Temperature chaos is present in off-equilibrium spin-glass dynamics
Marco Baity‐Jesi, Enrico Calore, A. Cruz, L. A. Fernández, J. M. Gil-Narvion, I. González-Adalid Pemartín, A. Gordillo-Guerrero, D. Íñiguez, A. Maiorano, Enzo Marinari, V. Martı́n-Mayor, J. Moreno-Gordo, A. Muñoz Sudupe, D. Navarro, I. Paga, Giorgio Parisi, S. Pérez-Gaviro, Federico Ricci‐Tersenghi, J. J. Ruiz-Lorenzo, Sebastiano Fabio Schifano, Beatriz Seoane, A. Tarancón, R. Tripiccione, David Yllanes
Abstract
Abstract Experiments featuring non-equilibrium glassy dynamics under temperature changes still await interpretation. There is a widespread feeling that temperature chaos (an extreme sensitivity of the glass to temperature changes) should play a major role but, up to now, this phenomenon has been investigated solely under equilibrium conditions. In fact, the very existence of a chaotic effect in the non-equilibrium dynamics is yet to be established. In this article, we tackle this problem through a large simulation of the 3D Edwards-Anderson model, carried out on the Janus II supercomputer. We find a dynamic effect that closely parallels equilibrium temperature chaos.

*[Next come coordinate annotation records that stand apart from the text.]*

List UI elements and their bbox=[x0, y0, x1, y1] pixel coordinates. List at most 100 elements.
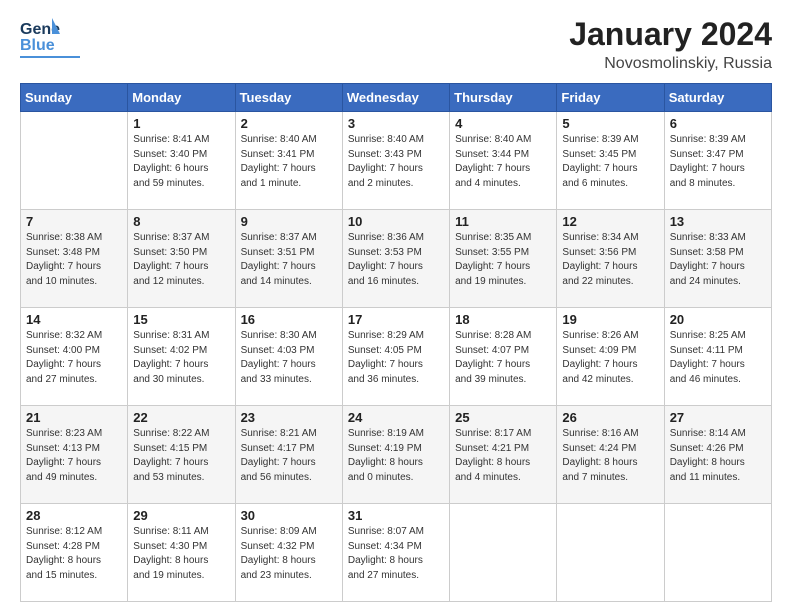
calendar-cell: 6 Sunrise: 8:39 AM Sunset: 3:47 PM Daylig… bbox=[664, 112, 771, 210]
day-info: Sunrise: 8:40 AM Sunset: 3:44 PM Dayligh… bbox=[455, 133, 551, 191]
calendar-week-4: 21 Sunrise: 8:23 AM Sunset: 4:13 PM Dayli… bbox=[21, 406, 772, 504]
calendar-cell: 7Sunrise: 8:38 AM Sunset: 3:48 PM Daylig… bbox=[21, 210, 128, 308]
day-info: Sunrise: 8:30 AM Sunset: 4:03 PM Dayligh… bbox=[241, 329, 337, 387]
day-number: 6 bbox=[670, 116, 766, 131]
day-number: 29 bbox=[133, 508, 229, 523]
calendar-cell: 4 Sunrise: 8:40 AM Sunset: 3:44 PM Daylig… bbox=[450, 112, 557, 210]
day-info: Sunrise: 8:28 AM Sunset: 4:07 PM Dayligh… bbox=[455, 329, 551, 387]
calendar-cell: 17Sunrise: 8:29 AM Sunset: 4:05 PM Dayli… bbox=[342, 308, 449, 406]
day-number: 2 bbox=[241, 116, 337, 131]
day-info: Sunrise: 8:09 AM Sunset: 4:32 PM Dayligh… bbox=[241, 525, 337, 583]
calendar-cell: 1 Sunrise: 8:41 AM Sunset: 3:40 PM Daylig… bbox=[128, 112, 235, 210]
calendar-cell: 22 Sunrise: 8:22 AM Sunset: 4:15 PM Dayli… bbox=[128, 406, 235, 504]
calendar-cell: 3Sunrise: 8:40 AM Sunset: 3:43 PM Daylig… bbox=[342, 112, 449, 210]
day-number: 31 bbox=[348, 508, 444, 523]
day-info: Sunrise: 8:40 AM Sunset: 3:41 PM Dayligh… bbox=[241, 133, 337, 191]
day-info: Sunrise: 8:31 AM Sunset: 4:02 PM Dayligh… bbox=[133, 329, 229, 387]
day-number: 5 bbox=[562, 116, 658, 131]
calendar-week-2: 7Sunrise: 8:38 AM Sunset: 3:48 PM Daylig… bbox=[21, 210, 772, 308]
day-number: 23 bbox=[241, 410, 337, 425]
calendar-cell: 14Sunrise: 8:32 AM Sunset: 4:00 PM Dayli… bbox=[21, 308, 128, 406]
calendar-cell: 21 Sunrise: 8:23 AM Sunset: 4:13 PM Dayli… bbox=[21, 406, 128, 504]
day-info: Sunrise: 8:07 AM Sunset: 4:34 PM Dayligh… bbox=[348, 525, 444, 583]
calendar-cell: 23 Sunrise: 8:21 AM Sunset: 4:17 PM Dayli… bbox=[235, 406, 342, 504]
day-number: 14 bbox=[26, 312, 122, 327]
day-info: Sunrise: 8:26 AM Sunset: 4:09 PM Dayligh… bbox=[562, 329, 658, 387]
logo-icon: General Blue bbox=[20, 16, 60, 54]
day-number: 24 bbox=[348, 410, 444, 425]
day-number: 25 bbox=[455, 410, 551, 425]
day-info: Sunrise: 8:12 AM Sunset: 4:28 PM Dayligh… bbox=[26, 525, 122, 583]
calendar-cell: 20 Sunrise: 8:25 AM Sunset: 4:11 PM Dayli… bbox=[664, 308, 771, 406]
day-info: Sunrise: 8:25 AM Sunset: 4:11 PM Dayligh… bbox=[670, 329, 766, 387]
calendar-cell bbox=[557, 504, 664, 602]
day-info: Sunrise: 8:11 AM Sunset: 4:30 PM Dayligh… bbox=[133, 525, 229, 583]
day-number: 27 bbox=[670, 410, 766, 425]
day-info: Sunrise: 8:34 AM Sunset: 3:56 PM Dayligh… bbox=[562, 231, 658, 289]
weekday-header-wednesday: Wednesday bbox=[342, 84, 449, 112]
day-number: 28 bbox=[26, 508, 122, 523]
day-info: Sunrise: 8:23 AM Sunset: 4:13 PM Dayligh… bbox=[26, 427, 122, 485]
weekday-header-thursday: Thursday bbox=[450, 84, 557, 112]
calendar-cell: 26 Sunrise: 8:16 AM Sunset: 4:24 PM Dayli… bbox=[557, 406, 664, 504]
calendar-cell bbox=[664, 504, 771, 602]
calendar-cell: 19Sunrise: 8:26 AM Sunset: 4:09 PM Dayli… bbox=[557, 308, 664, 406]
calendar-cell: 11Sunrise: 8:35 AM Sunset: 3:55 PM Dayli… bbox=[450, 210, 557, 308]
day-number: 18 bbox=[455, 312, 551, 327]
calendar-cell: 30 Sunrise: 8:09 AM Sunset: 4:32 PM Dayli… bbox=[235, 504, 342, 602]
day-number: 13 bbox=[670, 214, 766, 229]
day-info: Sunrise: 8:33 AM Sunset: 3:58 PM Dayligh… bbox=[670, 231, 766, 289]
day-number: 11 bbox=[455, 214, 551, 229]
weekday-header-monday: Monday bbox=[128, 84, 235, 112]
calendar-cell: 2 Sunrise: 8:40 AM Sunset: 3:41 PM Daylig… bbox=[235, 112, 342, 210]
page: General Blue January 2024 Novosmolinskiy… bbox=[0, 0, 792, 612]
day-info: Sunrise: 8:19 AM Sunset: 4:19 PM Dayligh… bbox=[348, 427, 444, 485]
weekday-header-sunday: Sunday bbox=[21, 84, 128, 112]
logo: General Blue bbox=[20, 16, 80, 58]
day-info: Sunrise: 8:36 AM Sunset: 3:53 PM Dayligh… bbox=[348, 231, 444, 289]
calendar-cell: 24 Sunrise: 8:19 AM Sunset: 4:19 PM Dayli… bbox=[342, 406, 449, 504]
day-number: 20 bbox=[670, 312, 766, 327]
day-number: 10 bbox=[348, 214, 444, 229]
calendar-cell: 8Sunrise: 8:37 AM Sunset: 3:50 PM Daylig… bbox=[128, 210, 235, 308]
subtitle: Novosmolinskiy, Russia bbox=[569, 55, 772, 73]
day-number: 26 bbox=[562, 410, 658, 425]
day-info: Sunrise: 8:38 AM Sunset: 3:48 PM Dayligh… bbox=[26, 231, 122, 289]
header: General Blue January 2024 Novosmolinskiy… bbox=[20, 16, 772, 73]
calendar-cell: 15 Sunrise: 8:31 AM Sunset: 4:02 PM Dayli… bbox=[128, 308, 235, 406]
day-info: Sunrise: 8:39 AM Sunset: 3:47 PM Dayligh… bbox=[670, 133, 766, 191]
calendar-cell: 28 Sunrise: 8:12 AM Sunset: 4:28 PM Dayli… bbox=[21, 504, 128, 602]
day-info: Sunrise: 8:16 AM Sunset: 4:24 PM Dayligh… bbox=[562, 427, 658, 485]
day-info: Sunrise: 8:17 AM Sunset: 4:21 PM Dayligh… bbox=[455, 427, 551, 485]
day-number: 8 bbox=[133, 214, 229, 229]
weekday-header-friday: Friday bbox=[557, 84, 664, 112]
calendar-cell: 12 Sunrise: 8:34 AM Sunset: 3:56 PM Dayli… bbox=[557, 210, 664, 308]
calendar-cell: 16Sunrise: 8:30 AM Sunset: 4:03 PM Dayli… bbox=[235, 308, 342, 406]
calendar-table: SundayMondayTuesdayWednesdayThursdayFrid… bbox=[20, 83, 772, 602]
day-info: Sunrise: 8:37 AM Sunset: 3:51 PM Dayligh… bbox=[241, 231, 337, 289]
day-info: Sunrise: 8:22 AM Sunset: 4:15 PM Dayligh… bbox=[133, 427, 229, 485]
weekday-header-saturday: Saturday bbox=[664, 84, 771, 112]
calendar-cell: 27 Sunrise: 8:14 AM Sunset: 4:26 PM Dayli… bbox=[664, 406, 771, 504]
day-number: 22 bbox=[133, 410, 229, 425]
day-number: 9 bbox=[241, 214, 337, 229]
day-info: Sunrise: 8:21 AM Sunset: 4:17 PM Dayligh… bbox=[241, 427, 337, 485]
calendar-cell: 9 Sunrise: 8:37 AM Sunset: 3:51 PM Daylig… bbox=[235, 210, 342, 308]
day-number: 12 bbox=[562, 214, 658, 229]
day-number: 30 bbox=[241, 508, 337, 523]
day-info: Sunrise: 8:29 AM Sunset: 4:05 PM Dayligh… bbox=[348, 329, 444, 387]
svg-text:Blue: Blue bbox=[20, 37, 55, 54]
calendar-cell bbox=[450, 504, 557, 602]
calendar-cell: 31 Sunrise: 8:07 AM Sunset: 4:34 PM Dayli… bbox=[342, 504, 449, 602]
day-number: 1 bbox=[133, 116, 229, 131]
calendar-cell: 29 Sunrise: 8:11 AM Sunset: 4:30 PM Dayli… bbox=[128, 504, 235, 602]
calendar-week-1: 1 Sunrise: 8:41 AM Sunset: 3:40 PM Daylig… bbox=[21, 112, 772, 210]
day-info: Sunrise: 8:14 AM Sunset: 4:26 PM Dayligh… bbox=[670, 427, 766, 485]
day-number: 15 bbox=[133, 312, 229, 327]
weekday-header-tuesday: Tuesday bbox=[235, 84, 342, 112]
day-info: Sunrise: 8:40 AM Sunset: 3:43 PM Dayligh… bbox=[348, 133, 444, 191]
calendar-cell: 13 Sunrise: 8:33 AM Sunset: 3:58 PM Dayli… bbox=[664, 210, 771, 308]
day-number: 21 bbox=[26, 410, 122, 425]
day-number: 4 bbox=[455, 116, 551, 131]
day-info: Sunrise: 8:41 AM Sunset: 3:40 PM Dayligh… bbox=[133, 133, 229, 191]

This dynamic temperature-chaos effect is spatially heterogeneous to a large degree and turns out to be controlled by the spin-glass coherence length ξ . Indeed, an emerging length-scale ξ * rules the crossover from weak (at ξ ≪ ξ * ) to strong chaos ( ξ ≫ ξ * ). Extrapolations of ξ * to relevant experimental conditions are provided.